Not many people spend a lot of time considering the complicated anatomy of the feet and ankles they walk on. Understanding all the axis of movement a foot and ankle has, is critical in the consideration of designing the ideal prosthetic foot, however. When you look at the skeletal rendition of the foot and ankle in your anatomy and physiology book you may wonder why the foot has all those little bitty bones in it and how the deceptively simple structure of the ankle can support the weight and activity associated with human activities of daily living. (Reverend Ellis, William Webb, Advameg Inc.
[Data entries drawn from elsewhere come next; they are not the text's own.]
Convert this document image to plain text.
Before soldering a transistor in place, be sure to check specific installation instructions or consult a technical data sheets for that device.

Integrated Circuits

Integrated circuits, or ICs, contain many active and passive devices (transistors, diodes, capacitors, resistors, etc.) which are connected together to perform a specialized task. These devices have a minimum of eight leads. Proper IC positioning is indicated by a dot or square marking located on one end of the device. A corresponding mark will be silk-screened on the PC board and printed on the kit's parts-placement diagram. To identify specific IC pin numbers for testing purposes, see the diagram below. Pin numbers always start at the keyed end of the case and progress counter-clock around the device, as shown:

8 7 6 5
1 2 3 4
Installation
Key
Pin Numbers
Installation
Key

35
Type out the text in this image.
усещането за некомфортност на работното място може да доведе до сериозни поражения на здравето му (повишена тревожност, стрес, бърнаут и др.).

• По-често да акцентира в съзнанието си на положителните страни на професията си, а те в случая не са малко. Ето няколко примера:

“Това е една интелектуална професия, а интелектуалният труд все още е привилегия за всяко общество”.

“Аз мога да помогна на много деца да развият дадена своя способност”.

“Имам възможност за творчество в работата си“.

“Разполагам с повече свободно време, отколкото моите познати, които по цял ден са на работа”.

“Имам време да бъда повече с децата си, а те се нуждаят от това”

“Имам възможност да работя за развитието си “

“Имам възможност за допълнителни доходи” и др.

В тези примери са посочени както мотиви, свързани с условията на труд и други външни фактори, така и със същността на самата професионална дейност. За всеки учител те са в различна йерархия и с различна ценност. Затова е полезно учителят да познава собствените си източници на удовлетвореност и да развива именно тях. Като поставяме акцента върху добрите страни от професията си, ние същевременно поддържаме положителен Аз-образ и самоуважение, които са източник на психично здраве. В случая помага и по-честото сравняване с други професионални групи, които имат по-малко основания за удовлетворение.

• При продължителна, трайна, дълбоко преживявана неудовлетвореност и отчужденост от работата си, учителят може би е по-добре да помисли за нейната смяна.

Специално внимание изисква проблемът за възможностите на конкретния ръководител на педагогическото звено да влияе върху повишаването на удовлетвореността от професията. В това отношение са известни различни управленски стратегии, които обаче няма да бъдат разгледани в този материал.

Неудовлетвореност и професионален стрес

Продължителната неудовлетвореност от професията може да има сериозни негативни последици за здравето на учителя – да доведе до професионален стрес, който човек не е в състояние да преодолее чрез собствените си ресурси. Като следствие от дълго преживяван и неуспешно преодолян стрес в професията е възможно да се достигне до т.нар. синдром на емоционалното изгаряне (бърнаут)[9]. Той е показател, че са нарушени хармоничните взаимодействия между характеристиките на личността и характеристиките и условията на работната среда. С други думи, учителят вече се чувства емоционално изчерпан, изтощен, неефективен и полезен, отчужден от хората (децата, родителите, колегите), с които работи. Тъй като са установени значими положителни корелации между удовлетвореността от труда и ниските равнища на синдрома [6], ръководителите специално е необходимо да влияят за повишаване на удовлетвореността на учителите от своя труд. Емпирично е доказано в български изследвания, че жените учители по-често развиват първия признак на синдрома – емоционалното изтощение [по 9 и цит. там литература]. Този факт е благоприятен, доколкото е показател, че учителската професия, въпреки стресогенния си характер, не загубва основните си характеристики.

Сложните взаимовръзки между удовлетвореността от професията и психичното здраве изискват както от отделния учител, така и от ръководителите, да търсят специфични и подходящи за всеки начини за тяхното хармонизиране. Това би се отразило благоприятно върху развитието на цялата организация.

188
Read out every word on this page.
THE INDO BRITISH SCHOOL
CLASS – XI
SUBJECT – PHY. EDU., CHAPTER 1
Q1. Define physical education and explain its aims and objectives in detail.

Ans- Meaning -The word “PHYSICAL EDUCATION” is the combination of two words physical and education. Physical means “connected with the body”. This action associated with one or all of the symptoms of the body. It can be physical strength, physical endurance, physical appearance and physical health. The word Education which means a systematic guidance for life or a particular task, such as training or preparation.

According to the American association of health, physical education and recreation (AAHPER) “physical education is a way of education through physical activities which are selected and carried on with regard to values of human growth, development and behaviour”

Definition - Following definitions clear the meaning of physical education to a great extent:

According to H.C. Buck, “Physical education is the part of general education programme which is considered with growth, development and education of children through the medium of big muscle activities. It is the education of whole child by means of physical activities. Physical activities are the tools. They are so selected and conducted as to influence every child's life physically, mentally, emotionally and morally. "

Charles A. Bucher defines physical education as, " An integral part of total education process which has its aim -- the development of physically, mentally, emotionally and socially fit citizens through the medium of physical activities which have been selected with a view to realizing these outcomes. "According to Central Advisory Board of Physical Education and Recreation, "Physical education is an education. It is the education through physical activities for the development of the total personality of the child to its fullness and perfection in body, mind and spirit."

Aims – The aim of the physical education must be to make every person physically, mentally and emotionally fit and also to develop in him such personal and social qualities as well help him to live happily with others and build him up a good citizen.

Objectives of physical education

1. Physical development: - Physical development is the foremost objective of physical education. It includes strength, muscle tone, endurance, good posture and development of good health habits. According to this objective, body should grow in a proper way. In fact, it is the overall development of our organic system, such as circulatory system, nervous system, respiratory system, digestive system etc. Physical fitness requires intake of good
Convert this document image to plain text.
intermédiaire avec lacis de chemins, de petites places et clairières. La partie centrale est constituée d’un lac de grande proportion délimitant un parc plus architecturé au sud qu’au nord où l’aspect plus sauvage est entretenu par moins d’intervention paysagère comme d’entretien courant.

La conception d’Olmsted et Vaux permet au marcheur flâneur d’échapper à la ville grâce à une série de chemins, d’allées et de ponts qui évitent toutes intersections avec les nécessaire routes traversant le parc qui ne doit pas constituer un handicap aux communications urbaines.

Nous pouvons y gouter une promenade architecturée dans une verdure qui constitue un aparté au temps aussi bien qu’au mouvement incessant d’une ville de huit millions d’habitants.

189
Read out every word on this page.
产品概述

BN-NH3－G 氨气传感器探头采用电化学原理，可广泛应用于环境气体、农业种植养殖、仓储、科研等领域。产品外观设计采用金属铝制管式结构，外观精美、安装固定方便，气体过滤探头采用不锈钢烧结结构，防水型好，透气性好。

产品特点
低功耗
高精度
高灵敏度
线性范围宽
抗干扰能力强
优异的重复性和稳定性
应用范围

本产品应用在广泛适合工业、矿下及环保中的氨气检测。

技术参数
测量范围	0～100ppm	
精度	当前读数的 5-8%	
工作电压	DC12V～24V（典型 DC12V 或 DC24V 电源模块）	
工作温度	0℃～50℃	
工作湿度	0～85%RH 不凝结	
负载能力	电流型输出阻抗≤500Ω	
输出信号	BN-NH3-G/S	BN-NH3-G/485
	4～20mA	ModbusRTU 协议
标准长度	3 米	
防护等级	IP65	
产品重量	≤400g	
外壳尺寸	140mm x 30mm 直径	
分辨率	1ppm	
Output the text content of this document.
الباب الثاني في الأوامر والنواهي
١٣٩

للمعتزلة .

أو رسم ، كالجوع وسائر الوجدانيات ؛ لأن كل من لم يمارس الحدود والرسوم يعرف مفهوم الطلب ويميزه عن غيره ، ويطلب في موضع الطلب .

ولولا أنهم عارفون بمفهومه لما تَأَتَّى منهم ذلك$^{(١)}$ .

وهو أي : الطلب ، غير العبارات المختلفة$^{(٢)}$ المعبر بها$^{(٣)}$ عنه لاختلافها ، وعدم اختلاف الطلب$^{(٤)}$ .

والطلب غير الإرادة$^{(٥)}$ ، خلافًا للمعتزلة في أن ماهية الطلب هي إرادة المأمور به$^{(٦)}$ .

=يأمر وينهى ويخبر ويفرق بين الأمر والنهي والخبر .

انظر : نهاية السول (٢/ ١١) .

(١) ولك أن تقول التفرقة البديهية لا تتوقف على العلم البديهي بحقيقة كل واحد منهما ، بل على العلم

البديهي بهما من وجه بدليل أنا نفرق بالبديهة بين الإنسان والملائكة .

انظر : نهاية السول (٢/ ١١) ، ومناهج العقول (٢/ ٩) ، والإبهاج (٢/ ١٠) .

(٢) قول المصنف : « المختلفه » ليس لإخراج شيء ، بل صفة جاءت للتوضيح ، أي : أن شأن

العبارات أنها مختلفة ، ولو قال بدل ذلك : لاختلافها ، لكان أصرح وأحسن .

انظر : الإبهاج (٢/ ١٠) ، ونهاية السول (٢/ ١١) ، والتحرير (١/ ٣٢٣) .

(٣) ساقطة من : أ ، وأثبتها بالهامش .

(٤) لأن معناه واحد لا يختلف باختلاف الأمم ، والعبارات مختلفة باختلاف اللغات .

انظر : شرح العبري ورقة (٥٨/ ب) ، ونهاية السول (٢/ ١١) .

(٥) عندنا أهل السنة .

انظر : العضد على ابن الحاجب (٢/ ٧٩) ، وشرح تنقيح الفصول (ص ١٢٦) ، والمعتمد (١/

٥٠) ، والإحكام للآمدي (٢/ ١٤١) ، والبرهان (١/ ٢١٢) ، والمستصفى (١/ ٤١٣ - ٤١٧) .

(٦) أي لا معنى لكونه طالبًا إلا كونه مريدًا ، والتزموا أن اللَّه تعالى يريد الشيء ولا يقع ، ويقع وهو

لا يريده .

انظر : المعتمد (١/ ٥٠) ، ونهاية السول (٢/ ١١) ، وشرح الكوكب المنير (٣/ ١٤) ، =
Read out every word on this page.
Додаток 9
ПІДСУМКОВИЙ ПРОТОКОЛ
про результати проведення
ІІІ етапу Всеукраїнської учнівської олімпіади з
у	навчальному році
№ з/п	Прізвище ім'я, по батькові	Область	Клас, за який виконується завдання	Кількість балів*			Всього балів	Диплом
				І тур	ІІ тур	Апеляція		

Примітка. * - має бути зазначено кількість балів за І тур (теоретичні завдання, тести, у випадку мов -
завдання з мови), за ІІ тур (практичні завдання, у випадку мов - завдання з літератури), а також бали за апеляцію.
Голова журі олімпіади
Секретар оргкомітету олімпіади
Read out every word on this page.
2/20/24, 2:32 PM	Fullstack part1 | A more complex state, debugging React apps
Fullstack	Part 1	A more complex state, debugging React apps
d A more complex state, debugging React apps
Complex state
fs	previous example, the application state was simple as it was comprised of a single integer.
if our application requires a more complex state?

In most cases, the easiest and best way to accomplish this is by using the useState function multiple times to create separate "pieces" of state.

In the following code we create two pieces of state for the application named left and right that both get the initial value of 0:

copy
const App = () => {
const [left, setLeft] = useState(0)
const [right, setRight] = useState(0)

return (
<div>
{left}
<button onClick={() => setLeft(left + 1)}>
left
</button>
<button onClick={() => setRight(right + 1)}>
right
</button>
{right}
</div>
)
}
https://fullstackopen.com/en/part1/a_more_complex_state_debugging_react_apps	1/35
The Gale Group, Inc.)
Or, you may not think about it at all…unless you need to find the perfect prosthetic foot to support your own weight and the activities of your lifestyle.
In the past ten years or so the range of options when choosing a prosthetic device has grown to include upwards of fifty different models. The different dynamics of force and motion, flexion and rotation, and energy absorption and release required for different activities require a different design to optimize the experience of the user so a “one style fits all” simply does not work.
The human foot is the most mechanically and functionally complicated part of the muscle-skeletal system. It supports, propels, balances and bears great amounts of weight. It is functionally a three part anatomical structure consisting of the fore-foot, the mid-foot and the hind-foot. When all is well with the feet, the tendons, ligaments, muscles, and bones all work together in such an intricate way that subtle adjustments are constantly being made to maintain perfect balance and comfort even when standing still. When the body is in motion the foot is continually flexing and extending, rotating inwardly and outwardly, and sustaining stresses of inversion and eversion, heel and toe flexion, shock absorption, multi-axial rotation and load-compression.
In order to fashion a prosthetic foot that performs all these functions in a fully useful and nearly flawless manner, the hardware and electronics begin to use up weight and space limitations. A near perfect prosthesis should be aesthetically appealing as well as functionally sound. Women need different shapes of leg and shoe appliances. Athletes need significant flexion and cushioning. Business men need a firm stability and discretely unnoticeable reliability.
Options in prosthetic feet have gone from a solid foot connected to an un-yielding shank to a dynamic response foot that stores and releases the walking energy to give a more normal “push off” sense to the wearer (Military In-Step, A Publication of the Amputee Coalition of America in Partnership with the U.S. Army Amputee Patient Care Program).
The article on prosthetic feet on the ACA publications site (http://www.amputee-coalition.org/easyread/military-instep/feet-ez.html) details these types of feet:
1. Solid Ankle and Cushioned Heel
2. Elastic Keel – (a keel is the foot-shaped section, forward of the ankle flexion point)
3. Single-axis and Multi-axis feet
4. Dynamic-response foot
Prosthetics companies will have variations on these four basic types that help accommodate a specific activity. A good table of prosthetic feet and their possible usages complete with advantages and disadvantages can be found at http://emedicine.medscape.com/article/317358-overview .
More than a thousand amputees have come home from Iraq and Afghanistan, 3 of those have lost all four limbs, 21 have lost three limbs, 258 have lost two limbs and 832 have lost one limb, there are more than 2000 babies born each year with a “limb difference”; there are 1.7 million Americans living with limb loss, 26% of them lost limbs due to cancer related amputations. http://www.amputee-coalition.org/fact_sheets/amp_stats_cause.html
Amputees initially just want to be able to stand and walk with reliable stability. Joining the land of the living again after an amputation and the recovery period often leads to a desire to re-visit old sports activities or engage in more vigorous activities with friends and family. Finding the perfectly structured foot prosthesis is the gateway to a more inclusive and holistic lifestyle.